– Думаю, не будет преувеличением сказать, что он меня не замечал.
Чуть погодя он добавил:
– Лет в десять я понял, что был для него нежеланным ребёнком. Я не входил в его планы.
Майкл Джейкобс, достав из ящика тетрадь, принялся делать записи.
– Когда вы осознали, что мама, пускай и таким странным образом, заботилась о вас?
– Три дня назад. На её похоронах.
– Три дня назад, – повторил доктор задумчиво. – Довольно поздно.
– Я всю жизнь злился на неё. Она была источником агрессии для меня, иногда ненависти.
– Опишите мне её.
– Описать?
– Какой она была – высокой, маленькой, черты лица, волосы…
– Ах, это…
– Не бойтесь вспоминать. Закройте глаза и представьте, что она перед вами.
Томпсон с нежеланием представил.
После паузы сказал:
– Футов пять с небольшим. Сухие тёмные волосы, подстриженные каре. Глаза… карие, непроницаемые, всегда тревожные.
– А голос? Жёсткий?
– Голос… Пожалуй, не жёсткий. Не низкий и не высокий… Просто холодный.
– Равнодушный?
– Скорее колющий.
– Как… снег? – доктор прожестикулировал в воздухе.
– Нет, мягче. Снег колет резко, – Томпсон вздохнул. – Даже не знаю…
Доктор Джейкобс улыбнулся и сказал:
– Как Лабрадорское течение в тёплой воде?
– Это, пожалуй, подойдёт.
Томпсон расправил и сложил платок.
– Сперва, когда она умерла, я почувствовал облегчение. А после погребения жизнь как с ног на голову перевернулась. Я внезапно всё переосмыслил. Но было уже поздно.
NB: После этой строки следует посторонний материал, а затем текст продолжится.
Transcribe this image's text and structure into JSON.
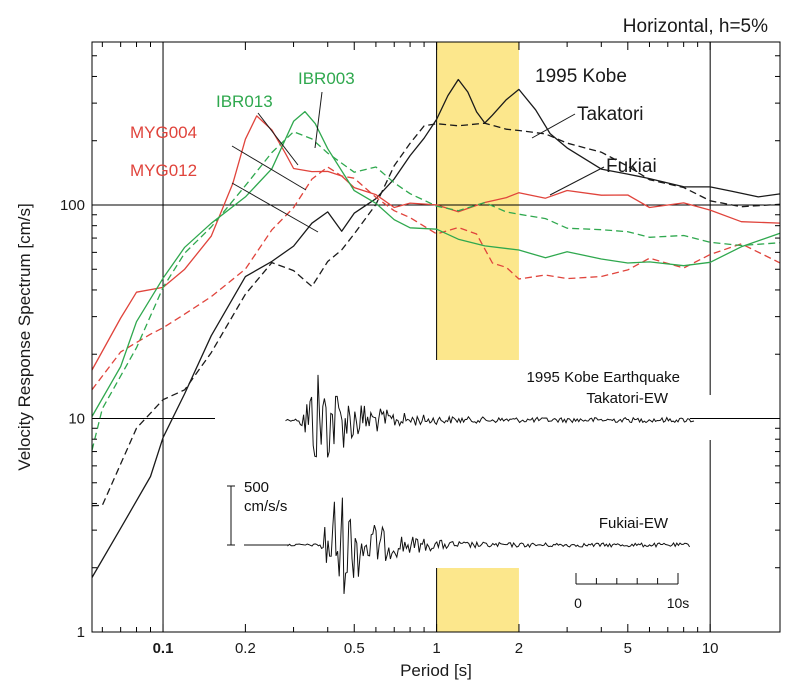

– Вы считаете, что смогли бы построить иные отношения с матерью, знай вы лет двадцать назад о её истинных помыслах?
Томпсон покачал головой.
– Не могу утверждать. Во-первых, она бы не позволила иметь другие отношения. Во-вторых, я понятия не имею, что побудило меня на похоронах над этим задуматься.
Майкл Джейкобс отложил вечное перо.
– Это называется «чувство вины», мистер Томпсон.
Доктор снял очки, встал и прошёл к окну. С неба сошёл бурый оттенок. Сочившийся свет стал мягче. Он падал на нетронутое одеяло снега и отражался, освещая дом, гараж и амбар в стороне.
– Когда мы считаем, что нас не любят, мы часто ищем причину в себе. Мы спрашиваем себя: что мы сделали не так? Когда это произошло? А может, мы делаем недостаточно, чтобы заслужить любовь?
– Именно так я считал всю жизнь, – сказал Томпсон. – Я ведь старался, всегда слушался…
– Когда ваша мама ушла, вы почувствовали облегчение, потому что на какое-то время перестали испытывать угрызения совести. Человека больше нет, значит, ушли и сложности в отношениях. Простая арифметика человеческой жизни. И вот, когда нас больше не мучает наше состояние, мы вдруг осознаём, что всё могло быть иначе. Угрызения совести нападают с новой силой. Законы человеческой физики. Теперь мы чувствуем вину за то, что не успели исправить.
Джеффри Томпсон прилёг на спинку кресла, закрыл глаза, потёр влажными пальцами лоб.
Доктор Джейкобс надел очки.
– Вы вспоминаете горящий дом?
– Каждый день. Каждую ночь, если быть точнее. Я просыпаюсь в одно и то же время от мысли, что в доме начался пожар и что я не смогу выбраться.
– И сапёром вы стали тоже не случайно.
Томпсон достал сигареты.
– После горящего дома меня стала манить опасность. Вы не против?
Доктор подал пепельницу.
Джеффри Томпсон закурил.
– Я не был в отчем доме с тех пор, как в первый раз покинул его. Понял, что, если вернусь, может вернуться и страх.
– Страх быть нелюбимым?
Томпсон затянулся, обдумывая.
– Страх, что смогу вдруг… сломаться. Извините, мне сложно выражать мысли. Никто меня в жизни ни о чём таком не спрашивал.
– Вы решили подвергнуть себя опасности. Но не раз и не два. Вы сделали опасность своим образом жизни.